Kölner Stadtanzeiger vom 06. September 2007



Anstatt in die Schule zur Vorlesung an die Uni

Die 16-jährige Christiane Engels studiert im
zweiten Semester Mathematik in Bonn



Das „FFF-Projekt" ermöglicht schon Schülern eine akademische Ausbildung.


VON JANINA KONIETZNY

Montagmorgen: Jeden 16-jährigen Schüler ruft die Schule, Christiane Engels ruft die Universität Bonn - genau genommen die Vorlesung „Analysis" bei Professor Dr. Herbert Koch im Mathematischen Institut. Schon im zweiten Semester studiert die in Metternich wohnende Jugendliche Mathematik. In den Herbstferien 2006 hatte alles angefangen: „In der Schule las ich einen Aushang über das »FFF-Projekt«. Schüler ab der zehnten Klasse können im Rahmen dieses Projektes einige Fächer an der Uni studieren", erklärt Christiane. , ,FFF" steht für „Fördern - Fordern - Forschen".

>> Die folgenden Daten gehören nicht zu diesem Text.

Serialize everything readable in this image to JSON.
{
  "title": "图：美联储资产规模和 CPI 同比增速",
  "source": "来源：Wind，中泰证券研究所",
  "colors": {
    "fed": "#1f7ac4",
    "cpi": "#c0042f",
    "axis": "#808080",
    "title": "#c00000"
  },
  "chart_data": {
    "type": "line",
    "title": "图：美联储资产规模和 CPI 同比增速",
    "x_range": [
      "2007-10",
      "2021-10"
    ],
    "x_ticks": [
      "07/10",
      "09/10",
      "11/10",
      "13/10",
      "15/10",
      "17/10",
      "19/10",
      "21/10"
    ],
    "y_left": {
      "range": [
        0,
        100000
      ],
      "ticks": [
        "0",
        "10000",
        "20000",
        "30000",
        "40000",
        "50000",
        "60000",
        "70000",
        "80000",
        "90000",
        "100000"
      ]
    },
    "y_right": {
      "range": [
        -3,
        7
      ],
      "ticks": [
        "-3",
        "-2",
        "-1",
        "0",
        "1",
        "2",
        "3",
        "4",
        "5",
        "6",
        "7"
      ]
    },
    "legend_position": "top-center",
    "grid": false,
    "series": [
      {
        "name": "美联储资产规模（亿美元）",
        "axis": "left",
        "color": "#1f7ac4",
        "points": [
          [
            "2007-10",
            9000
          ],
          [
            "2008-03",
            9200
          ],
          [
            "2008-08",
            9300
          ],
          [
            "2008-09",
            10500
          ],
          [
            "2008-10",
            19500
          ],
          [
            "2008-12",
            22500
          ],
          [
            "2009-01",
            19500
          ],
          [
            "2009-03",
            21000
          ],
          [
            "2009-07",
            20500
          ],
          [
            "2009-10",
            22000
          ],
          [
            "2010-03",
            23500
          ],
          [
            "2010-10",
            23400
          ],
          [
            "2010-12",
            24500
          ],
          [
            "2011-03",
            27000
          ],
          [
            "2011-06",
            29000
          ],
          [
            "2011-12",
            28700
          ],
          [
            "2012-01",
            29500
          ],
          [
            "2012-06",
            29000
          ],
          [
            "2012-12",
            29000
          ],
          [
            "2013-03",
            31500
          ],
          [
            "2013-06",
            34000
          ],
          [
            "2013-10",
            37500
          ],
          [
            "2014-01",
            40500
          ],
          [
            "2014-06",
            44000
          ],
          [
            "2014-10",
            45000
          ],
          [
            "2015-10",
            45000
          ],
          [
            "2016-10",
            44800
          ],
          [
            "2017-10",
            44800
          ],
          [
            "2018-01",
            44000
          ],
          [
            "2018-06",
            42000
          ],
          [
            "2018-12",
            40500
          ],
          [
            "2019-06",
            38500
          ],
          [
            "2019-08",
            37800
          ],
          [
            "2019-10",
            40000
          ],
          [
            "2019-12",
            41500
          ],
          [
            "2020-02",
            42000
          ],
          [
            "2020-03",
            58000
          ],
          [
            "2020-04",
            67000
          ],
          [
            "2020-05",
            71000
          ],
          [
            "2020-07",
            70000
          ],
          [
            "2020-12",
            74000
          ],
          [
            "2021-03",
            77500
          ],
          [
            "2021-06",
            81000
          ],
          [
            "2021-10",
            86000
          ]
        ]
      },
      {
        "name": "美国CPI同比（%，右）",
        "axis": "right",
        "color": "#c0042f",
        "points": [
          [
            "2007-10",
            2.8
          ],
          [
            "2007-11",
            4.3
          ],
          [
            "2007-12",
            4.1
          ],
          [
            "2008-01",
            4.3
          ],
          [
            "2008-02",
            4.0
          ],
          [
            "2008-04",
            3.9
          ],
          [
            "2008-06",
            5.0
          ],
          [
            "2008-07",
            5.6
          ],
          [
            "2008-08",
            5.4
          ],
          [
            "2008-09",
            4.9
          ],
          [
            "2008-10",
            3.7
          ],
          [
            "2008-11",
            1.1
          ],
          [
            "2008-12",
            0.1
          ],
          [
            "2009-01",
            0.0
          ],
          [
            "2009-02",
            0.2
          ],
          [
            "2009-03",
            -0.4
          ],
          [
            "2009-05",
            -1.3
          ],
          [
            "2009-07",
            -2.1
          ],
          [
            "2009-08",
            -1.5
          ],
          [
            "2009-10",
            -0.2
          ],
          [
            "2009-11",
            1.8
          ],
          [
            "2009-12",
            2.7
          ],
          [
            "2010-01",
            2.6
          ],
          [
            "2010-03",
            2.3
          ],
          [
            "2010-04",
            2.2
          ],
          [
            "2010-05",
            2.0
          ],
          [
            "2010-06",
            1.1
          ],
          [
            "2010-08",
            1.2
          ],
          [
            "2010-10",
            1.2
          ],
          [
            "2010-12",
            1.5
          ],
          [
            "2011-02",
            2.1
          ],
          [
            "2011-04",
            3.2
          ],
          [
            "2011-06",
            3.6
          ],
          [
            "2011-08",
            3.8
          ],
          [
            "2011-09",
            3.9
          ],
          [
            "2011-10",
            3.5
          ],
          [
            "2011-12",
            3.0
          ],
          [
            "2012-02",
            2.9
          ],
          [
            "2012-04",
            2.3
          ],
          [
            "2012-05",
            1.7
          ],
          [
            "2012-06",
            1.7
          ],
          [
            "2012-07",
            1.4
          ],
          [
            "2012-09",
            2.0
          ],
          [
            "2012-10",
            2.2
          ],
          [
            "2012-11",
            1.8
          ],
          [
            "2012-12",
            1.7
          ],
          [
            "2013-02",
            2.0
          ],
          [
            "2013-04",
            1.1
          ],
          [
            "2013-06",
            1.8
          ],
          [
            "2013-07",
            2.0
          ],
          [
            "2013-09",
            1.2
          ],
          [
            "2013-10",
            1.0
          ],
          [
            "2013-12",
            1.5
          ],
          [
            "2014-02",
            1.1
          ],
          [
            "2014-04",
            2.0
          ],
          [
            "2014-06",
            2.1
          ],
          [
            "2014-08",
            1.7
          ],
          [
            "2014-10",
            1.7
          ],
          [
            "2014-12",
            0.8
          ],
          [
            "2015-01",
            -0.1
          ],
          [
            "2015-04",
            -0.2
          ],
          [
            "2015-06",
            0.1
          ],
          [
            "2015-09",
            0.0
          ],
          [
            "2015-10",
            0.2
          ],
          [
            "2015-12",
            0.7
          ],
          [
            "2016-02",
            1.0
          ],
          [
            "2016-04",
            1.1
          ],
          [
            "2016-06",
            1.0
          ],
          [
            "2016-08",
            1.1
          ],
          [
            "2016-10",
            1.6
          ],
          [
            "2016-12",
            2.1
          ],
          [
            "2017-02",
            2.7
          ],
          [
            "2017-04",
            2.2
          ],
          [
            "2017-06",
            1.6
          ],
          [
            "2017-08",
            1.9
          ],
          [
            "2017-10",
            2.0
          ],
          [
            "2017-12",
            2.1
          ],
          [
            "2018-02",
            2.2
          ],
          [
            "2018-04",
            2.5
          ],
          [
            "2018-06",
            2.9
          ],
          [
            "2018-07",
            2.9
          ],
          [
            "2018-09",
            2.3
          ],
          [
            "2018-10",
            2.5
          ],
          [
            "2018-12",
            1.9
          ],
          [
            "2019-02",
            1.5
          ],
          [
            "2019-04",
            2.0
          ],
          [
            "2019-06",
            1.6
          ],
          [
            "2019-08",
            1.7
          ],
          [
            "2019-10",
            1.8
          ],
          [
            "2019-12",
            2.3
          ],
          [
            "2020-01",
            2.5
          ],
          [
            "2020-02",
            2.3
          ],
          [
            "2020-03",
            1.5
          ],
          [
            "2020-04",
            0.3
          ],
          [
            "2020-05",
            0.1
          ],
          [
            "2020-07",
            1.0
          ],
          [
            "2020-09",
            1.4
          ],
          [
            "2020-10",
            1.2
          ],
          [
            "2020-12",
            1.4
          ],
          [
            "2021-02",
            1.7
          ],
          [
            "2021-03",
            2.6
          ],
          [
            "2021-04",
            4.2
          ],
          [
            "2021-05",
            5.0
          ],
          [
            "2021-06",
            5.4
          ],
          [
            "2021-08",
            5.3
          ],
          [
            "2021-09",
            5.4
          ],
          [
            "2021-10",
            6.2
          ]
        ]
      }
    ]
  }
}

Christiane war sofort interessiert und beantragte bei der Schulleitung, montags und donnerstags in den ersten vier Schulstunden vom Unterricht befreit zu werden, damit sie an dem Projekt teilnehmen kann. Die Schulleitung stimmte wegen ihrer guten Zeugnisnoten zu. „Nicht nur meine Mathenote musste gut sein, auch die der anderen Fächer, da ich ja acht Stunden pro Woche fehle."

Studieren bedeutet nicht nur, sich in die Vorlesung zu setzen und mitzuschreiben. ,.Drei Tage pro Woche fahre ich gleich nach der Schule wieder nach Bonn. Dann finden nämlich Übungen mit meinen Mitstudenten und einem Tutor statt", erzählt Christiane. „Manchmal nervt es schon, da ich rund 245 Minuten in der Woche mit Bahnfahren verbringe"

Freitags gibt es eine extra Übung nur für „FFFler". Denn außer Christiane nehmen noch weitere zehn Schüler im Bereich Mathematik an diesem Projekt teil. Selbstverständlich gibt es auch Hausaufgaben, die mit Punkten bewertet werden. 40 Prozent der Punkte sind nötig, um zur Klausur am Ende des Semesters zugelassen zu werden.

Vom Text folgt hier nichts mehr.